Slumping oil prices have been accompanied by thousands of layoffs in the petroleum industry, but those job losses are spread over many countries where large multinational companies are involved, reducing the impact in Alberta.
In addition, the first workers to go are primarily the fly-in employees who fly into the province for work, industry analysts stressed.
Jim Gillespie, executive manager of the Calgary Motor Dealers Association, said he heard of a luxury vehicle sale in Calgary that fell through when the buyer’s large bonus from his oil-industry job virtually disappeared.
So far, Gillespie said he hasn’t heard cries from Calgary dealers about the situation. But he points out that there could be an impact down the road, depending on how long the oil price stays low.

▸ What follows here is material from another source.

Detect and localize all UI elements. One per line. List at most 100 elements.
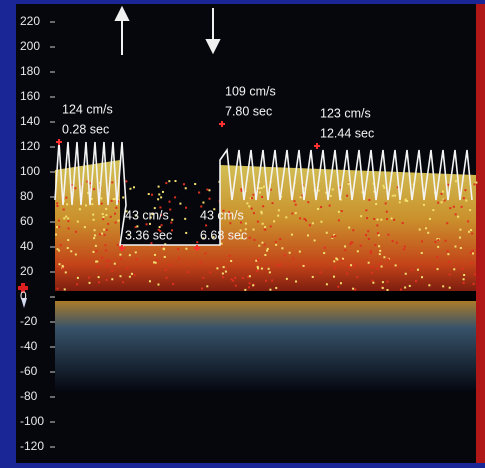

Along with others in the auto industry, he noted that job losses among fly-in workers don’t affect sales in Alberta. Those workers buy their vehicles where they live, whether that is Newfoundland, New Brunswick or British Columbia.
Bob Vilas, executive director of the Edmonton Motor Dealers Association, said January luxury vehicles sales weren’t as robust as January 2014 sales, but they were still equal to January 2012 levels which wasn’t a bad year.
“I haven’t seen anybody really slow down,” Vilas said.
Tom Wilson, dealer principal of Weber Motors Mercedes-Benz, said his dealership reached its sales target in January.
The Jim Pattison Auto Group will open a new Audi store in late May in Edmonton, but group president Jim Harbottle said he isn’t concerned about the impact of falling oil prices on luxury vehicles sales.
Edmonton is an important market for fleet truck sales to the oil industry.
“We have seen a little bit of a slowdown on the commercial vehicle side,” Vilas said.
Denis Ducharme, president of the Motor Dealers Association of Alberta, said most of the feedback he’s getting is that business is still good. There’s no panic among dealers about the impact of falling oil prices.
Along with plummeting oil prices, the Canadian dollar has dropped significantly and that’s having an impact on used vehicles. The low dollar makes used luxury cars, SUVs and pickups attractive in the United States and, at other times when the dollar has been low, Canadian vehicles have been shipped south.
Consumers know that they can get good value for used vehicles in the U.S., Ducharme said.
Factors that will support Canadian car and truck sales include low interest rates, following a recent cut by the Bank of Canada, and the lower fuel prices that have accompanied the skid in oil prices.
Dave Hill, sales manager at Arrkann Trailer and RV sales in Edmonton, said lower fuel prices put money in consumers’ pockets that can be used either to buy a vehicle or travel further.